Un silence. Il fronça les sourcils, visiblement peu habitué à faire l'effort de mettre des mots sur… ça. Tout ça.

— « Ce n'est pas parce que je me remets à ressentir que je sais comment gérer ce que je ressens. »
— « Je n'ai pas le mode d'emploi. »

Elle resta muette. Il se détourna. Marcha vers sa couchette. S'apprêtait à se coucher lorsque sa voix fendit l'obscurité :

— « Est-ce que tu l'aimes encore ? »

Un souffle. Elle répondit doucement, sans hésitation :

— « Je l'aimerai jusqu'à la fin de mon existence. »

C'était une lame douce et tranchante, qui s'enfonça droit au cœur de l'ancien Furie. Il ferma les yeux. Ce n'était pas une surprise. Il le savait. Mais l'entendre... l'assomma. Il se coucha, dos tourné, le regard vide rivé au mur.

Un bruit discret. Un frôlement.

Elle était là. Debout à ses côtés.

Puis, sa main se posa sur sa peau.

Et tout bascula.


Un autre monde.

Ils étaient ailleurs. Dans une projection intérieure façonnée par l'esprit d'Illaoï, un monde liquide, mouvant, aux teintes d'indigo et d'ambre. Autour d'eux, une douce clarté émanait du sol, de l'eau, de l'air lui-même.

Et dans cet espace, il vit ce qu'elle avait perçu en lui.

Un flot noir.
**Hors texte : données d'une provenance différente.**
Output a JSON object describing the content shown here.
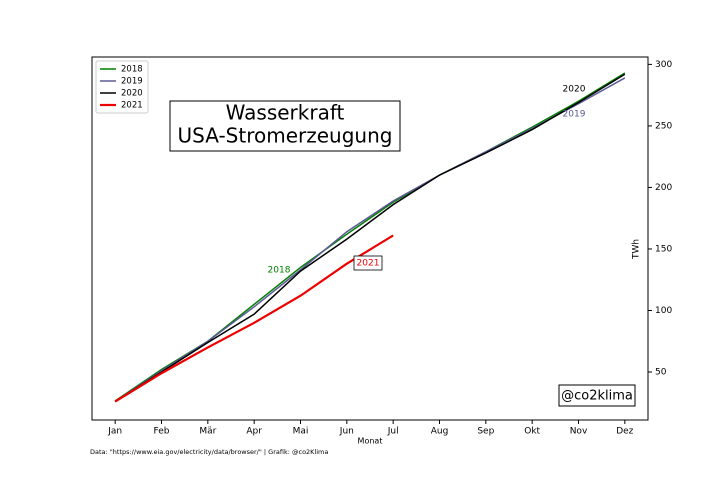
{
  "chart_data": {
    "type": "line",
    "title": "Wasserkraft",
    "subtitle": "USA-Stromerzeugung",
    "xlabel": "Monat",
    "ylabel": "TWh",
    "watermark": "@co2klima",
    "source": "Data: \"https://www.eia.gov/electricity/data/browser/\" | Grafik: @co2Klima",
    "categories": [
      "Jan",
      "Feb",
      "Mär",
      "Apr",
      "Mai",
      "Jun",
      "Jul",
      "Aug",
      "Sep",
      "Okt",
      "Nov",
      "Dez"
    ],
    "series": [
      {
        "name": "2018",
        "color": "#007f00",
        "values": [
          26.5,
          52,
          75,
          105,
          135,
          162,
          188,
          210,
          229,
          249,
          270,
          293
        ]
      },
      {
        "name": "2019",
        "color": "#5a5a96",
        "values": [
          26,
          51,
          75,
          103,
          133,
          164,
          189,
          210,
          229,
          248,
          268,
          289
        ]
      },
      {
        "name": "2020",
        "color": "#000000",
        "values": [
          26,
          50,
          74,
          97,
          132,
          158,
          186,
          210,
          228,
          247,
          269,
          292
        ]
      },
      {
        "name": "2021",
        "color": "#ee0000",
        "values": [
          26,
          49,
          70,
          90,
          112,
          138,
          161,
          null,
          null,
          null,
          null,
          null
        ]
      }
    ],
    "annotations": [
      {
        "text": "2018",
        "color": "#007f00"
      },
      {
        "text": "2021",
        "color": "#ee0000"
      },
      {
        "text": "2020",
        "color": "#000000"
      },
      {
        "text": "2019",
        "color": "#5a5a96"
      }
    ],
    "ylim": [
      11,
      306
    ],
    "yticks": [
      50,
      100,
      150,
      200,
      250,
      300
    ],
    "y_axis_side": "right",
    "legend": "upper left"
  }
}
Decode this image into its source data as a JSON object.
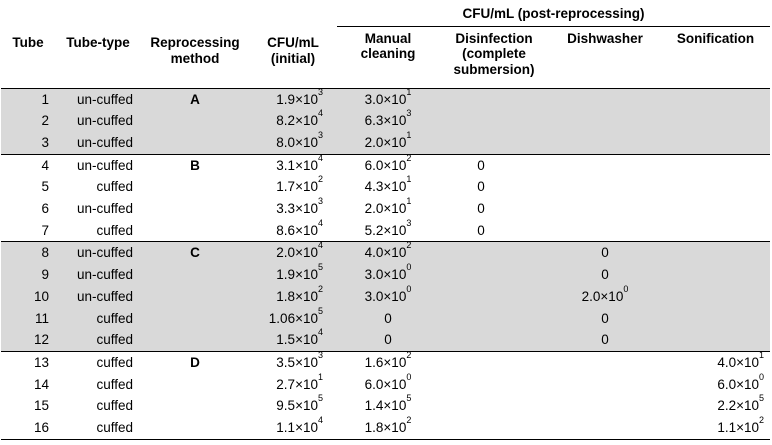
{
  "headers": {
    "tube": "Tube",
    "tube_type": "Tube-type",
    "method": "Reprocessing method",
    "initial": "CFU/mL (initial)",
    "post_group": "CFU/mL (post-reprocessing)",
    "manual": "Manual cleaning",
    "disinfection": "Disinfection (complete submersion)",
    "dishwasher": "Dishwasher",
    "sonification": "Sonification"
  },
  "rows": [
    {
      "tube": "1",
      "type": "un-cuffed",
      "method": "A",
      "initial": {
        "m": "1.9",
        "e": "3"
      },
      "manual": {
        "m": "3.0",
        "e": "1"
      },
      "disinf": "",
      "dish": null,
      "sonif": null
    },
    {
      "tube": "2",
      "type": "un-cuffed",
      "method": "",
      "initial": {
        "m": "8.2",
        "e": "4"
      },
      "manual": {
        "m": "6.3",
        "e": "3"
      },
      "disinf": "",
      "dish": null,
      "sonif": null
    },
    {
      "tube": "3",
      "type": "un-cuffed",
      "method": "",
      "initial": {
        "m": "8.0",
        "e": "3"
      },
      "manual": {
        "m": "2.0",
        "e": "1"
      },
      "disinf": "",
      "dish": null,
      "sonif": null
    },
    {
      "tube": "4",
      "type": "un-cuffed",
      "method": "B",
      "initial": {
        "m": "3.1",
        "e": "4"
      },
      "manual": {
        "m": "6.0",
        "e": "2"
      },
      "disinf": "0",
      "dish": null,
      "sonif": null
    },
    {
      "tube": "5",
      "type": "cuffed",
      "method": "",
      "initial": {
        "m": "1.7",
        "e": "2"
      },
      "manual": {
        "m": "4.3",
        "e": "1"
      },
      "disinf": "0",
      "dish": null,
      "sonif": null
    },
    {
      "tube": "6",
      "type": "un-cuffed",
      "method": "",
      "initial": {
        "m": "3.3",
        "e": "3"
      },
      "manual": {
        "m": "2.0",
        "e": "1"
      },
      "disinf": "0",
      "dish": null,
      "sonif": null
    },
    {
      "tube": "7",
      "type": "cuffed",
      "method": "",
      "initial": {
        "m": "8.6",
        "e": "4"
      },
      "manual": {
        "m": "5.2",
        "e": "3"
      },
      "disinf": "0",
      "dish": null,
      "sonif": null
    },
    {
      "tube": "8",
      "type": "un-cuffed",
      "method": "C",
      "initial": {
        "m": "2.0",
        "e": "4"
      },
      "manual": {
        "m": "4.0",
        "e": "2"
      },
      "disinf": "",
      "dish": {
        "m": "0",
        "e": ""
      },
      "sonif": null
    },
    {
      "tube": "9",
      "type": "un-cuffed",
      "method": "",
      "initial": {
        "m": "1.9",
        "e": "5"
      },
      "manual": {
        "m": "3.0",
        "e": "0"
      },
      "disinf": "",
      "dish": {
        "m": "0",
        "e": ""
      },
      "sonif": null
    },
    {
      "tube": "10",
      "type": "un-cuffed",
      "method": "",
      "initial": {
        "m": "1.8",
        "e": "2"
      },
      "manual": {
        "m": "3.0",
        "e": "0"
      },
      "disinf": "",
      "dish": {
        "m": "2.0",
        "e": "0"
      },
      "sonif": null
    },
    {
      "tube": "11",
      "type": "cuffed",
      "method": "",
      "initial": {
        "m": "1.06",
        "e": "5"
      },
      "manual": {
        "m": "0",
        "e": ""
      },
      "disinf": "",
      "dish": {
        "m": "0",
        "e": ""
      },
      "sonif": null
    },
    {
      "tube": "12",
      "type": "cuffed",
      "method": "",
      "initial": {
        "m": "1.5",
        "e": "4"
      },
      "manual": {
        "m": "0",
        "e": ""
      },
      "disinf": "",
      "dish": {
        "m": "0",
        "e": ""
      },
      "sonif": null
    },
    {
      "tube": "13",
      "type": "cuffed",
      "method": "D",
      "initial": {
        "m": "3.5",
        "e": "3"
      },
      "manual": {
        "m": "1.6",
        "e": "2"
      },
      "disinf": "",
      "dish": null,
      "sonif": {
        "m": "4.0",
        "e": "1"
      }
    },
    {
      "tube": "14",
      "type": "cuffed",
      "method": "",
      "initial": {
        "m": "2.7",
        "e": "1"
      },
      "manual": {
        "m": "6.0",
        "e": "0"
      },
      "disinf": "",
      "dish": null,
      "sonif": {
        "m": "6.0",
        "e": "0"
      }
    },
    {
      "tube": "15",
      "type": "cuffed",
      "method": "",
      "initial": {
        "m": "9.5",
        "e": "5"
      },
      "manual": {
        "m": "1.4",
        "e": "5"
      },
      "disinf": "",
      "dish": null,
      "sonif": {
        "m": "2.2",
        "e": "5"
      }
    },
    {
      "tube": "16",
      "type": "cuffed",
      "method": "",
      "initial": {
        "m": "1.1",
        "e": "4"
      },
      "manual": {
        "m": "1.8",
        "e": "2"
      },
      "disinf": "",
      "dish": null,
      "sonif": {
        "m": "1.1",
        "e": "2"
      }
    }
  ],
  "groups": [
    {
      "label": "A",
      "start": 0,
      "end": 2,
      "shaded": true
    },
    {
      "label": "B",
      "start": 3,
      "end": 6,
      "shaded": false
    },
    {
      "label": "C",
      "start": 7,
      "end": 11,
      "shaded": true
    },
    {
      "label": "D",
      "start": 12,
      "end": 15,
      "shaded": false
    }
  ],
  "times_sign": "×10"
}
Une rivière de souffrance figée. Le poids de trois siècles de silence, de solitude, d'absence de sensations. Il ressentit cette torpeur comme si c'était la première fois. Et dans ce cauchemar de chair et d'esprit, il la vit elle. Depuis leur première rencontre. Depuis ce regard à travers la glace. Depuis leur premier affrontement. Elle l'avait déjà senti.

Et depuis ce jour, goutte après goutte, elle avait absorbé l'infect, le poison qui coulait en lui. Elle l'avait drainé sans un mot. Sans rien demander. En silence. Comme l'eau sur la pierre.

Il était incrédule.

Elle, seule, avait lentement inversé les effets de la corruption de l'Empereur.
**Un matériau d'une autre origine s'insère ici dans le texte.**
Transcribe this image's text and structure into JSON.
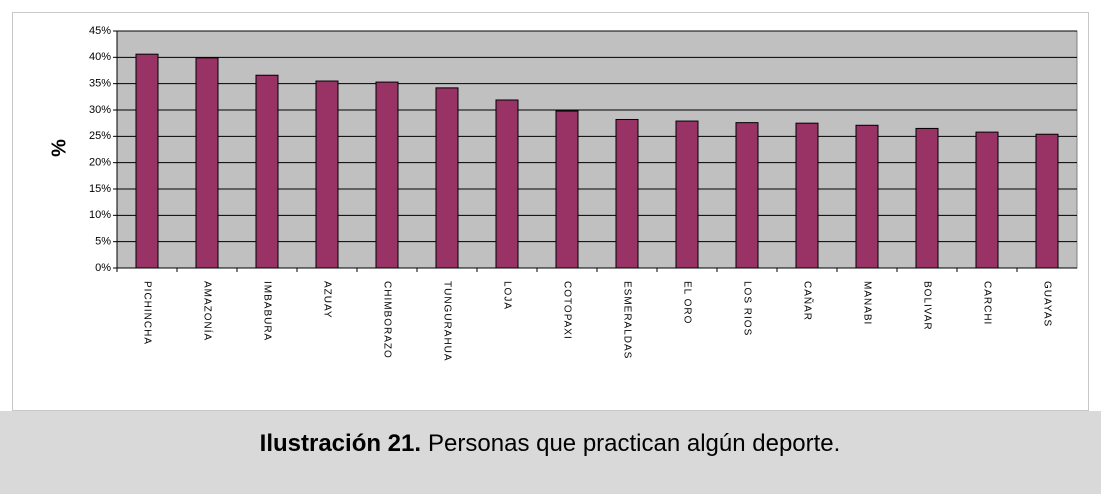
{
  "chart_data": {
    "type": "bar",
    "y_label": "%",
    "categories": [
      "PICHINCHA",
      "AMAZONÍA",
      "IMBABURA",
      "AZUAY",
      "CHIMBORAZO",
      "TUNGURAHUA",
      "LOJA",
      "COTOPAXI",
      "ESMERALDAS",
      "EL ORO",
      "LOS RIOS",
      "CAÑAR",
      "MANABI",
      "BOLIVAR",
      "CARCHI",
      "GUAYAS"
    ],
    "values": [
      40.6,
      39.9,
      36.6,
      35.5,
      35.3,
      34.2,
      31.9,
      29.8,
      28.2,
      27.9,
      27.6,
      27.5,
      27.1,
      26.5,
      25.8,
      25.4
    ],
    "color": "#993366",
    "ylim": [
      0,
      45
    ],
    "yticks": [
      {
        "value": 0,
        "label": "0%"
      },
      {
        "value": 5,
        "label": "5%"
      },
      {
        "value": 10,
        "label": "10%"
      },
      {
        "value": 15,
        "label": "15%"
      },
      {
        "value": 20,
        "label": "20%"
      },
      {
        "value": 25,
        "label": "25%"
      },
      {
        "value": 30,
        "label": "30%"
      },
      {
        "value": 35,
        "label": "35%"
      },
      {
        "value": 40,
        "label": "40%"
      },
      {
        "value": 45,
        "label": "45%"
      }
    ],
    "grid": true
  },
  "caption": {
    "label": "Ilustración 21.",
    "text": "Personas que practican algún deporte."
  }
}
Elle l'avait fait sans violence, sans intervention spectaculaire, sans même qu'il ne s'en rende compte.

Et là, sous ses yeux, elle le lui montra, métaphoriquement, mais puissamment :
La pierre sous leurs pieds vibra. Une fissure apparut. Un gouffre béant s'ouvrit… avant de se refermer, comme si jamais il n'avait existé.
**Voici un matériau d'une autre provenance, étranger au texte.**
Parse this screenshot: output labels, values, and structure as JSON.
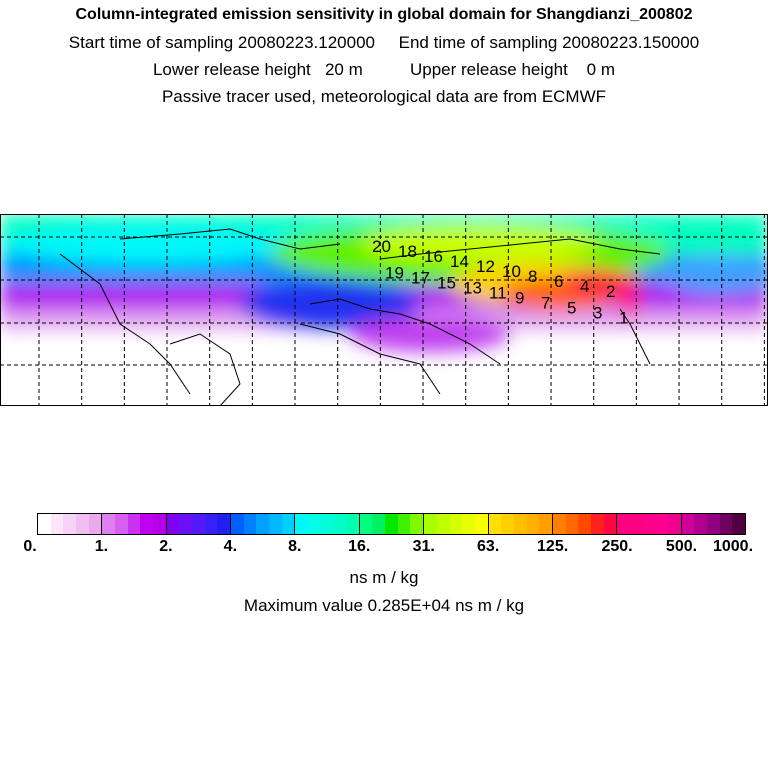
{
  "header": {
    "title": "Column-integrated emission sensitivity in global domain for Shangdianzi_200802",
    "line2": "Start time of sampling 20080223.120000     End time of sampling 20080223.150000",
    "line3": "Lower release height   20 m          Upper release height    0 m",
    "line4": "Passive tracer used, meteorological data are from ECMWF"
  },
  "chart_data": {
    "type": "heatmap",
    "title": "Column-integrated emission sensitivity in global domain for Shangdianzi_200802",
    "colorbar": {
      "tick_labels": [
        "0.",
        "1.",
        "2.",
        "4.",
        "8.",
        "16.",
        "31.",
        "63.",
        "125.",
        "250.",
        "500.",
        "1000."
      ],
      "unit": "ns m / kg",
      "segments": [
        [
          "#ffffff",
          "#fbe6fb",
          "#f6d2f6",
          "#f1bef1",
          "#eaa8ee"
        ],
        [
          "#e080f0",
          "#d860f0",
          "#cc30f0",
          "#c000f0",
          "#b800e8"
        ],
        [
          "#8000f0",
          "#6a10f8",
          "#5518f8",
          "#3a20f8",
          "#2020f0"
        ],
        [
          "#0060ff",
          "#0080ff",
          "#00a0ff",
          "#00b8ff",
          "#00d0ff"
        ],
        [
          "#00f8f8",
          "#00ffe8",
          "#00ffd8",
          "#00ffc8",
          "#00ffb0"
        ],
        [
          "#00ff80",
          "#00f060",
          "#00e800",
          "#40f000",
          "#80f800"
        ],
        [
          "#a8ff00",
          "#c0ff00",
          "#d8ff00",
          "#e8ff00",
          "#f8ff00"
        ],
        [
          "#ffe000",
          "#ffd000",
          "#ffc000",
          "#ffb000",
          "#ffa000"
        ],
        [
          "#ff8000",
          "#ff6800",
          "#ff4800",
          "#ff2020",
          "#ff0840"
        ],
        [
          "#ff0080",
          "#ff0080",
          "#ff0088",
          "#ff0090",
          "#f00090"
        ],
        [
          "#d00098",
          "#b00090",
          "#900080",
          "#700060",
          "#500040"
        ]
      ]
    },
    "max_value_text": "Maximum value  0.285E+04 ns m / kg",
    "trajectory_labels": [
      "20",
      "19",
      "18",
      "17",
      "16",
      "15",
      "14",
      "13",
      "12",
      "11",
      "10",
      "9",
      "8",
      "7",
      "6",
      "5",
      "4",
      "3",
      "2",
      "1"
    ]
  }
}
Puis une bourrasque s'éleva, les entourant, les ramenant l'un contre l'autre, sans brutalité. Une fusion d'air, de tension, de compréhension.

Et enfin, dans le creux de ses mains, des lumières s'allumèrent.

Des flammes.

Petites au début. Comme des lucioles. Puis de plus en plus vives. Trop vives.

Elle perdit le contrôle. Les flammes menaçaient de la consumer, de les dévorer tous les deux.

Et elle rompit le lien, brutalement.


De retour dans leur cabine.

Le souffle court.

Leurs mains toujours l'une contre l'autre.

Elle baissa les yeux. Il la regardait. Pour la première fois, il regardait vraiment.

— « Maintenant tu sais. » souffla-t-elle.

Il ne dit rien. Il s'allongea sur sa couchette. Puis tendit un bras, l'attrapa par la taille, et l'attira contre lui.

Elle se laissa faire, docilement. Se blottit contre son torse.

Il la tint. Aussi fort qu'il l'eût fait cette nuit-là, sous le barrage effondré, quand le monde s'écroulait autour d'eux.

Mais cette fois, il n'y avait ni peur, ni urgence.

Il y avait juste eux.

Ils s'endormirent ainsi. Chastement, paisiblement. Deux âmes fracassées, réparées l'une par l'autre, à leur insu.

Mais aucun d'eux ne vit la silhouette dans l'ombre.

Loewen.

Il s'était arrêté devant leur porte entrebâillée.
Il avait tout vu. Tout ressenti.
Et dans son cœur, quelque chose… se fêla.